Greenberg and Norman Peterson built a microwave scattering laboratory at RPI to study the problem of light scattering by non-spherical dust grains, using scaled particles and microwave radiation as analogues for starlight scattering by interstellar grains. During two 1960s sabbaticals at Leiden he worked closely with Henk van de Hulst and Jan Oort, whose "dirty ice" grain models he sought to extend.

== Leiden and the Laboratory for Astrophysics ==
In 1975, at the age of 53, Greenberg accepted a chair in laboratory astrophysics created at Leiden University and moved to the Netherlands, where he lived for the rest of his life. There he founded the Laboratory for Astrophysics (Laboratorium voor Astrofysica), the first such laboratory, built to reproduce interstellar dust and ice grains under realistic conditions and to interpret astronomical observations. He directed the laboratory until his retirement in 1992. From 1989 to 1997 he also directed the NATO International School of Space Chemistry.

== Scientific contributions ==
Greenberg was an expert in cometary structure and composition, and helped establish interstellar dust as a modern discipline. He wrote the "Interstellar Grains" review chapter for Annual Review of Astronomy and Astrophysics in 1963 and organized the first international conference on the subject in 1965. His roughly 140-page 1968 monograph, also titled "Interstellar Grains", gave a comprehensive treatment of grain composition, size, and shape, including graphite-core/ice-mantle models, and long served as a standard reference.
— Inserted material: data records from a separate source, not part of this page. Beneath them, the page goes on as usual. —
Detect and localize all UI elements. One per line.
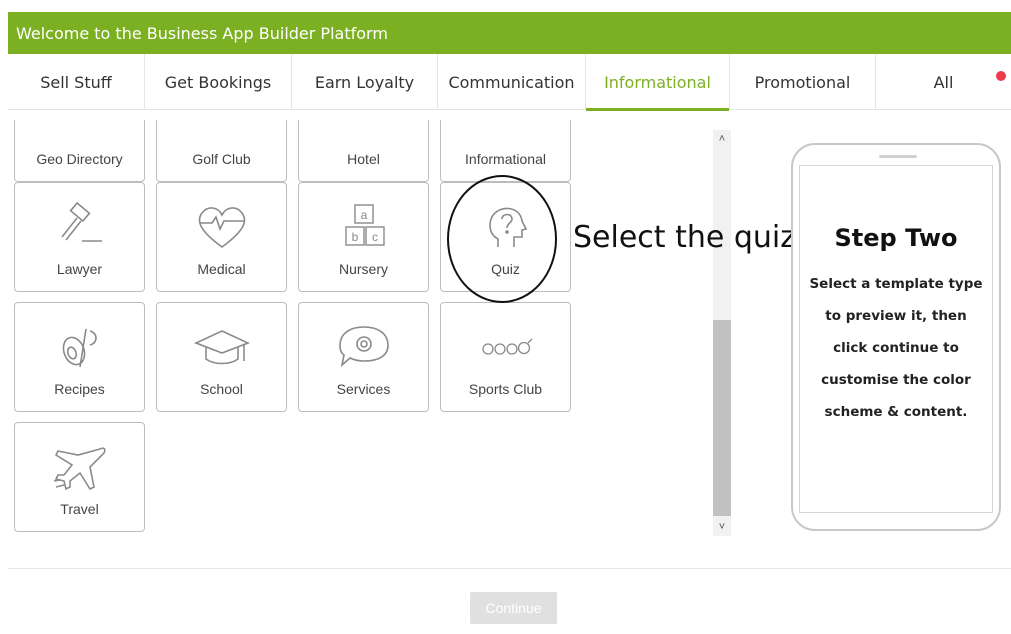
preview-title: Step Two [834, 224, 958, 252]
tab-earn-loyalty[interactable]: Earn Loyalty [292, 54, 438, 110]
template-tile-informational[interactable]: Informational [440, 120, 571, 182]
template-tile-sports-club[interactable]: Sports Club [440, 302, 571, 412]
preview-text: Select a template type to preview it, th… [809, 276, 983, 420]
svg-text:c: c [372, 230, 378, 244]
template-tile-hotel[interactable]: Hotel [298, 120, 429, 182]
template-tile-nursery[interactable]: a b c Nursery [298, 182, 429, 292]
tab-sell-stuff[interactable]: Sell Stuff [8, 54, 145, 110]
notification-dot [996, 71, 1006, 81]
template-tile-services[interactable]: Services [298, 302, 429, 412]
template-scrollbar[interactable]: ˄ ˅ [713, 130, 731, 536]
template-tile-medical[interactable]: Medical [156, 182, 287, 292]
template-grid: Geo Directory Golf Club Hotel Informatio… [8, 110, 708, 540]
template-tile-golf-club[interactable]: Golf Club [156, 120, 287, 182]
graduation-cap-icon [192, 321, 252, 373]
tab-promotional[interactable]: Promotional [730, 54, 876, 110]
phone-screen: Step Two Select a template type to previ… [799, 165, 993, 513]
template-tile-school[interactable]: School [156, 302, 287, 412]
svg-text:a: a [360, 208, 367, 222]
svg-text:b: b [351, 230, 358, 244]
category-tabs: Sell Stuff Get Bookings Earn Loyalty Com… [8, 54, 1011, 111]
template-tile-travel[interactable]: Travel [14, 422, 145, 532]
airplane-icon [50, 441, 110, 493]
template-tile-lawyer[interactable]: Lawyer [14, 182, 145, 292]
scroll-thumb[interactable] [713, 320, 731, 516]
template-tile-geo-directory[interactable]: Geo Directory [14, 120, 145, 182]
scroll-down-arrow-icon[interactable]: ˅ [713, 518, 731, 536]
tab-communication[interactable]: Communication [438, 54, 586, 110]
annotation-text: Select the quiz [573, 220, 796, 255]
app-header: Welcome to the Business App Builder Plat… [8, 12, 1011, 54]
tab-all[interactable]: All [876, 54, 1011, 110]
template-tile-recipes[interactable]: Recipes [14, 302, 145, 412]
tab-get-bookings[interactable]: Get Bookings [145, 54, 292, 110]
heart-pulse-icon [192, 201, 252, 253]
chat-gear-icon [334, 321, 394, 373]
annotation-circle [447, 175, 557, 303]
phone-speaker [879, 155, 917, 158]
scroll-up-arrow-icon[interactable]: ˄ [713, 130, 731, 148]
continue-button[interactable]: Continue [470, 592, 557, 624]
blocks-icon: a b c [334, 201, 394, 253]
food-icon [50, 321, 110, 373]
footer-divider [8, 568, 1011, 569]
phone-preview: Step Two Select a template type to previ… [791, 143, 1001, 531]
tab-informational[interactable]: Informational [586, 54, 730, 111]
header-title: Welcome to the Business App Builder Plat… [16, 23, 388, 43]
sports-balls-icon [476, 321, 536, 373]
gavel-icon [50, 201, 110, 253]
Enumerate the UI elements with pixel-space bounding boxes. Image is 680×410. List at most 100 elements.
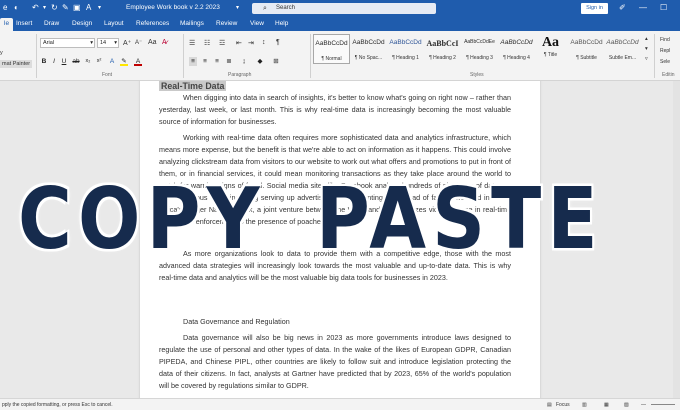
- justify-icon[interactable]: ≣: [225, 57, 233, 66]
- line-spacing-icon[interactable]: ↨: [240, 57, 248, 66]
- style-name-text: Heading 3: [470, 55, 493, 61]
- search-input[interactable]: ⌕ Search: [252, 3, 436, 14]
- focus-icon[interactable]: ▤: [547, 402, 552, 408]
- undo-dropdown-icon[interactable]: ▾: [43, 3, 46, 13]
- styles-scroll-down-icon[interactable]: ▾: [645, 46, 648, 52]
- format-painter-icon[interactable]: ✎: [62, 3, 69, 13]
- maximize-icon[interactable]: ☐: [660, 3, 667, 13]
- subscript-icon[interactable]: x₂: [84, 57, 92, 66]
- italic-icon[interactable]: I: [50, 57, 58, 66]
- grow-font-icon[interactable]: A⁺: [123, 39, 131, 47]
- align-right-icon[interactable]: ≡: [213, 57, 221, 66]
- tab-insert[interactable]: Insert: [16, 20, 32, 27]
- save-icon[interactable]: ▣: [73, 3, 81, 13]
- tab-review[interactable]: Review: [216, 20, 237, 27]
- autosave-toggle-icon[interactable]: ◐: [14, 3, 19, 13]
- tab-layout[interactable]: Layout: [104, 20, 124, 27]
- web-layout-icon[interactable]: ▧: [624, 402, 629, 408]
- style-preview: AaBbCcDd: [389, 39, 422, 46]
- spellcheck-icon[interactable]: A: [86, 3, 91, 13]
- font-color-icon[interactable]: A: [134, 57, 142, 66]
- style-normal[interactable]: AaBbCcDd ¶ Normal: [313, 34, 350, 64]
- style-heading-4[interactable]: AaBbCcDd ¶ Heading 4: [498, 34, 535, 64]
- tab-draw[interactable]: Draw: [44, 20, 59, 27]
- focus-button[interactable]: Focus: [556, 402, 570, 408]
- tab-home[interactable]: le: [0, 18, 14, 31]
- styles-more-icon[interactable]: ▿: [645, 56, 648, 62]
- borders-icon[interactable]: ⊞: [272, 57, 280, 66]
- tab-design[interactable]: Design: [72, 20, 92, 27]
- style-preview: AaBbCcDd: [352, 39, 385, 46]
- style-subtle-emphasis[interactable]: AaBbCcDd Subtle Em...: [604, 34, 641, 64]
- clear-formatting-icon[interactable]: A̷: [162, 39, 167, 46]
- vertical-scrollbar[interactable]: [673, 81, 680, 398]
- bold-icon[interactable]: B: [40, 57, 48, 66]
- search-placeholder: Search: [276, 5, 296, 11]
- shrink-font-icon[interactable]: A⁻: [135, 39, 142, 46]
- style-preview: Aa: [541, 35, 560, 50]
- style-heading-3[interactable]: AaBbCcDdEe ¶ Heading 3: [461, 34, 498, 64]
- style-preview: AaBbCcDd: [500, 39, 533, 46]
- font-name-combo[interactable]: Arial ▾: [40, 38, 95, 48]
- strikethrough-icon[interactable]: ab: [72, 57, 80, 66]
- numbering-icon[interactable]: ☷: [204, 39, 210, 47]
- print-layout-icon[interactable]: ▦: [604, 402, 609, 408]
- status-message: pply the copied formatting, or press Esc…: [2, 402, 113, 408]
- style-name: ¶ No Spac...: [354, 55, 383, 61]
- menu-bar: le Insert Draw Design Layout References …: [0, 17, 680, 31]
- style-subtitle[interactable]: AaBbCcDd ¶ Subtitle: [568, 34, 605, 64]
- paragraph-text: When digging into data in search of insi…: [159, 93, 511, 126]
- shading-icon[interactable]: ◆: [256, 57, 264, 66]
- styles-scroll-up-icon[interactable]: ▴: [645, 36, 648, 42]
- sign-in-button[interactable]: Sign in: [581, 3, 608, 14]
- zoom-slider[interactable]: [651, 404, 675, 405]
- replace-button[interactable]: Repl: [660, 48, 670, 54]
- style-heading-1[interactable]: AaBbCcDd ¶ Heading 1: [387, 34, 424, 64]
- align-left-icon[interactable]: ≡: [189, 57, 197, 66]
- style-preview: AaBbCcDdEe: [464, 39, 495, 45]
- select-button[interactable]: Sele: [660, 59, 670, 65]
- bullets-icon[interactable]: ☰: [189, 39, 195, 47]
- multilevel-list-icon[interactable]: ☲: [219, 39, 225, 47]
- undo-icon[interactable]: ↶: [32, 3, 39, 13]
- copy-button[interactable]: y: [0, 50, 3, 56]
- text-effects-icon[interactable]: A: [108, 57, 116, 66]
- read-mode-icon[interactable]: ▥: [582, 402, 587, 408]
- tab-help[interactable]: Help: [275, 20, 288, 27]
- title-dropdown-icon[interactable]: ▾: [236, 4, 239, 11]
- find-button[interactable]: Find: [660, 37, 670, 43]
- sort-icon[interactable]: ↕: [262, 39, 266, 46]
- minimize-icon[interactable]: —: [639, 3, 647, 13]
- decrease-indent-icon[interactable]: ⇤: [236, 39, 242, 47]
- show-marks-icon[interactable]: ¶: [276, 39, 280, 46]
- zoom-out-icon[interactable]: —: [641, 402, 646, 408]
- document-title: Employee Work book v 2.2 2023: [126, 4, 220, 11]
- customize-toolbar-icon[interactable]: ▾: [98, 3, 101, 13]
- document-page[interactable]: Real-Time Data When digging into data in…: [140, 81, 540, 398]
- designer-icon[interactable]: ✐: [619, 3, 626, 13]
- style-title[interactable]: Aa ¶ Title: [532, 34, 569, 64]
- redo-icon[interactable]: ↻: [51, 3, 58, 13]
- style-name: ¶ Title: [543, 52, 558, 58]
- app-menu-label[interactable]: e: [3, 3, 7, 13]
- style-name-text: Heading 2: [433, 55, 456, 61]
- increase-indent-icon[interactable]: ⇥: [248, 39, 254, 47]
- editing-group-label: Editin: [662, 72, 675, 78]
- underline-icon[interactable]: U: [60, 57, 68, 66]
- style-name: ¶ Heading 1: [392, 55, 419, 61]
- highlight-icon[interactable]: ✎: [120, 57, 128, 66]
- tab-view[interactable]: View: [250, 20, 264, 27]
- document-area: Real-Time Data When digging into data in…: [0, 81, 680, 398]
- style-heading-2[interactable]: AaBbCcI ¶ Heading 2: [424, 34, 461, 64]
- align-center-icon[interactable]: ≡: [201, 57, 209, 66]
- change-case-icon[interactable]: Aa: [148, 39, 157, 46]
- paragraph-text: As more organizations look to data to pr…: [159, 249, 511, 282]
- superscript-icon[interactable]: x²: [95, 57, 103, 66]
- font-size-combo[interactable]: 14 ▾: [97, 38, 119, 48]
- tab-references[interactable]: References: [136, 20, 169, 27]
- style-name: ¶ Heading 4: [503, 55, 530, 61]
- heading-data-governance: Data Governance and Regulation: [183, 317, 290, 326]
- tab-mailings[interactable]: Mailings: [180, 20, 204, 27]
- style-no-spacing[interactable]: AaBbCcDd ¶ No Spac...: [350, 34, 387, 64]
- format-painter-button[interactable]: mat Painter: [0, 60, 33, 68]
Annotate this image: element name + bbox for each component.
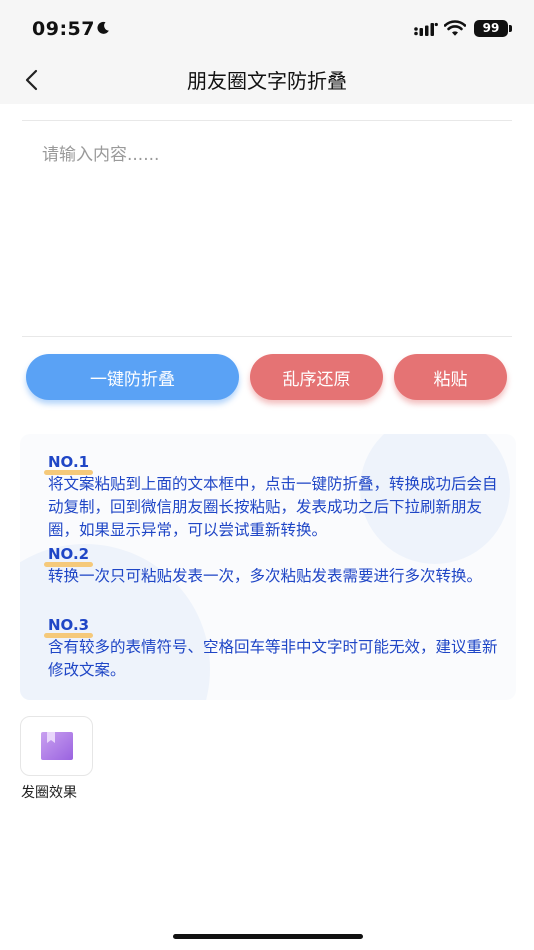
tip-label: NO.1 — [43, 453, 94, 475]
fold-proof-button[interactable]: 一键防折叠 — [26, 354, 239, 400]
tip-label: NO.3 — [43, 616, 94, 638]
tip-item: NO.3 含有较多的表情符号、空格回车等非中文字时可能无效，建议重新修改文案。 — [43, 615, 500, 682]
status-time: 09:57 — [32, 18, 95, 40]
tip-label: NO.2 — [43, 545, 94, 567]
restore-button[interactable]: 乱序还原 — [250, 354, 383, 400]
tip-text: 转换一次只可粘贴发表一次，多次粘贴发表需要进行多次转换。 — [48, 567, 483, 585]
tip-item: NO.2 转换一次只可粘贴发表一次，多次粘贴发表需要进行多次转换。 — [43, 544, 500, 588]
content-input[interactable] — [22, 126, 512, 331]
album-icon — [40, 732, 73, 760]
page-title: 朋友圈文字防折叠 — [187, 69, 347, 93]
tip-text: 含有较多的表情符号、空格回车等非中文字时可能无效，建议重新修改文案。 — [48, 638, 498, 679]
input-top-divider — [22, 120, 512, 121]
signal-icon — [414, 22, 438, 36]
battery-tip — [509, 25, 512, 32]
home-indicator — [173, 934, 363, 939]
moon-icon — [97, 21, 109, 34]
navigation-bar: 朋友圈文字防折叠 — [0, 56, 534, 104]
status-bar: 09:57 99 — [0, 0, 534, 56]
tips-card: NO.1 将文案粘贴到上面的文本框中，点击一键防折叠，转换成功后会自动复制，回到… — [20, 434, 516, 700]
tip-item: NO.1 将文案粘贴到上面的文本框中，点击一键防折叠，转换成功后会自动复制，回到… — [43, 452, 500, 542]
battery-indicator: 99 — [474, 20, 508, 37]
tip-text: 将文案粘贴到上面的文本框中，点击一键防折叠，转换成功后会自动复制，回到微信朋友圈… — [48, 475, 498, 539]
effect-preview-button[interactable] — [20, 716, 93, 776]
wifi-icon — [444, 20, 466, 36]
paste-button[interactable]: 粘贴 — [394, 354, 507, 400]
effect-label: 发圈效果 — [21, 785, 77, 801]
input-bottom-divider — [22, 336, 512, 337]
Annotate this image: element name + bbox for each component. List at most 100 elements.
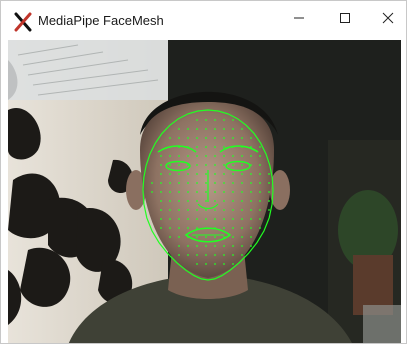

He also described the stochastic temperature fluctuations of very small grains, arguing that "grain temperature" is not meaningful when single photons dominate; the effect was confirmed by the IRAS satellite in 1983.

Greenberg proposed a new emission mode for interstellar dust particles, and predicted that optically opaque grains in molecular clouds are very cold, 5-10 K.

From the early 1970s, Greenberg promoted the then-controversial idea that icy grain mantles play a central role in astrochemistry. In the Leiden laboratory he and his group synthesized complex organic molecules from simple ices under simulated interstellar conditions, producing a refractory organic residue whose colour and spectral properties resembled the surface of Halley's Comet as measured by spacecraft. He published more than 300 papers, 146 of them after moving to Leiden.

== Death and legacy ==
Greenberg died of pancreatic cancer at his home in Leiden on 29 November 2001. In 1998 the philanthropists Raymond and Beverly Sackler endowed the Raymond and Beverly Sackler Laboratory for Astrophysics at Leiden, securing the laboratory; after his death the J. Mayo Greenberg Scholarship Prize was established for students from developing countries.